By Joel Nelson on Oct 10, 2022 in Technology
5G, the next generation mobile network, launched in 2020, following in the footsteps of a steady progression of voice capability, call and text encryption, data transmission, video calling, mobile internet. 1G started it all in 1981, 2G came 11 years later, and 3G and 4G made their entries in 2001 and 2012, respectively.
5G figures to impact everything from entertainment and healthcare to farming and robotic factory workers, meeting an ever-growing need for high data rates for virtual, augmented and mixed reality.
So is 6G the inevitable next step in this evolution? On one hand, 5G, which promises significantly faster data rates, higher connection density and lower latency, among other things, hasn’t even been fully deployed. But “in the next 10 years, we can expect massive changes and new technologies coming into our lives which will require more and more connectivity at higher speeds as we transfer more and more data,” says Dr.
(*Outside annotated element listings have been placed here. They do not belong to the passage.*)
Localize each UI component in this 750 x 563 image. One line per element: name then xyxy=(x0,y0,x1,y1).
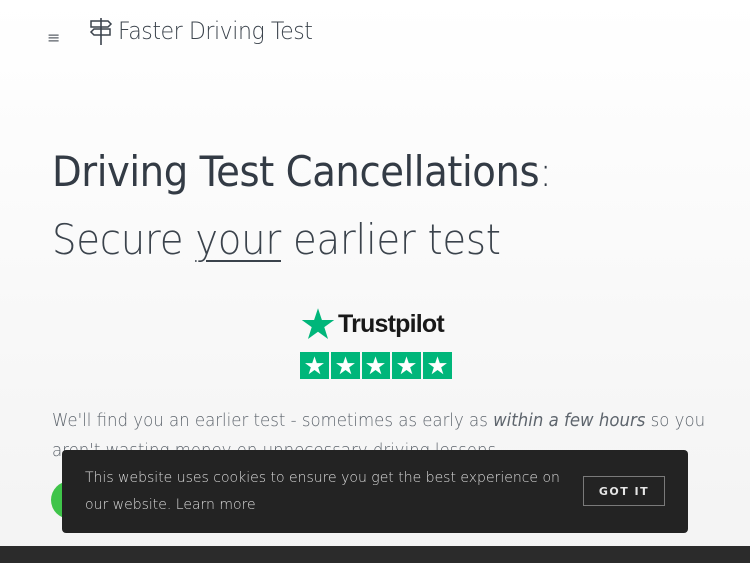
hamburger-icon[interactable]: ≡ xyxy=(47,28,60,48)
subtitle-before: Secure xyxy=(52,215,196,264)
learn-more-link[interactable]: Learn more xyxy=(176,497,256,513)
got-it-button[interactable]: GOT IT xyxy=(583,476,665,506)
trustpilot-rating xyxy=(300,352,452,379)
star-icon xyxy=(335,356,355,375)
brand-name: Faster Driving Test xyxy=(118,17,313,45)
star-icon xyxy=(397,356,417,375)
footer-bar xyxy=(0,546,750,563)
rating-star-1 xyxy=(300,352,329,379)
page-title: Driving Test Cancellations: xyxy=(52,147,552,196)
star-icon xyxy=(304,356,324,375)
cookie-banner: This website uses cookies to ensure you … xyxy=(62,450,688,533)
page-subtitle: Secure your earlier test xyxy=(52,215,501,264)
trustpilot-widget[interactable]: Trustpilot xyxy=(300,306,452,379)
cookie-message-text: This website uses cookies to ensure you … xyxy=(85,470,560,513)
lede-emphasis: within a few hours xyxy=(493,410,646,431)
brand-logo[interactable]: Faster Driving Test xyxy=(88,16,329,46)
title-colon: : xyxy=(539,147,552,196)
signpost-icon xyxy=(89,18,113,45)
site-header: ≡ Faster Driving Test xyxy=(0,0,750,70)
rating-star-2 xyxy=(330,352,360,379)
lede-before: We'll find you an earlier test - sometim… xyxy=(52,410,494,431)
subtitle-emphasis: your xyxy=(195,215,281,264)
rating-star-4 xyxy=(392,352,422,379)
rating-star-5 xyxy=(423,352,452,379)
trustpilot-wordmark: Trustpilot xyxy=(338,309,445,338)
title-text: Driving Test Cancellations xyxy=(52,147,540,196)
star-icon xyxy=(366,356,386,375)
rating-star-3 xyxy=(361,352,391,379)
subtitle-after: earlier test xyxy=(280,215,501,264)
star-icon xyxy=(428,356,448,375)
trustpilot-header: Trustpilot xyxy=(300,306,452,342)
trustpilot-star-icon xyxy=(301,308,335,339)
cookie-message: This website uses cookies to ensure you … xyxy=(85,465,565,519)
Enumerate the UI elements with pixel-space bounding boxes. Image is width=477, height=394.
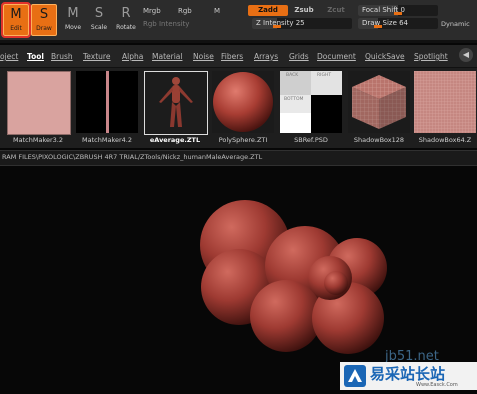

Shaghik Atakaramians, a senior lecturer at the University of New South Wales Sydney’s School of Electrical Engineering and Telecommunications.
She continues, “We can imagine completely autonomous systems; or multi-sensory extended reality which integrates the five traditional human senses with the digital world; or real-time remote telesurgery; or complete virtual shopping malls.”
‘Always on a 6G path’
That means, New York City-based technology information consultant Lifewire says, that “technology always pushes forward and standards take a long time to mature, so we’ve always been on a path to a 6G world. We’ve managed to go from 1G to 5G in such a relatively short amount of time, so 6G is just the natural progression towards faster and better wireless connectivity.”
Once developed, 6G most likely will involve using ultrahigh frequencies (millimeter waves) of the radio spectrum. It might eventually approach the upper limits of this spectrum and reach extremely high frequency levels of 300 gigahertz, or even terahertz ranges.
5G’s latency – the time it takes for data to be transferred between its original source and its destination, measured in milliseconds – is very low, around 4 milliseconds. 6G networks might bring this down even further, maybe even to near-zero. The millimeter wave frequency bands in the 24 GHz to 52 GHz range, pioneered by 5G and likely to soon be extended up to 100 GHz, will be used by 6G as well. 6G networks could have 50-100 times the capacity of 5G networks.
Network as a connector and controller
And when will 6G deploy? The progression has been 1 new G about every 10 years, putting 6G’s debut at around 2030. Some recent 6G development milestones include LG Electronics transmitting 6G terahertz data at a frequency range of 155 to 175 GHz over 350 yards outdoors; the U.S. Department of Homeland Security completing a study on the early development of 6G; and the transmission by Chinese researchers of 1 terabyte of data, the equivalent of Wikipedia’s entire contents, over 3,000 feet in a second. China also orbited a satellite to test 6G capabilities in 2020.
Some observers say that as intriguing as it is to look ahead to 6G, if 5G works out as expected and manufacturers, regulators and telecom companies keep evolving the tech, a next-generation network might not even be necessary. But if and when 6G does happen, it “will bring all physical things into the realm of compute. It will act not only as a connector but also as a controller of physical systems—ranging from simple terminals to complex and performance-sensitive robot control systems, and augmented reality applications—offering computing intertwined with communication in a network compute fabric for high efficiency and dependability,” predicts Swedish telecommunications services provider Ericsson.
Ultimately, says Lifewire, “whether it’s with 6G, 7G or another ‘G,’ we’ll have such incredibly fast speeds that no progress bars or wait times will be required for any normal amount of data, at least at today’s standards. Everything will just be available … instantly, and we won’t need to keep making new terms to describe it.”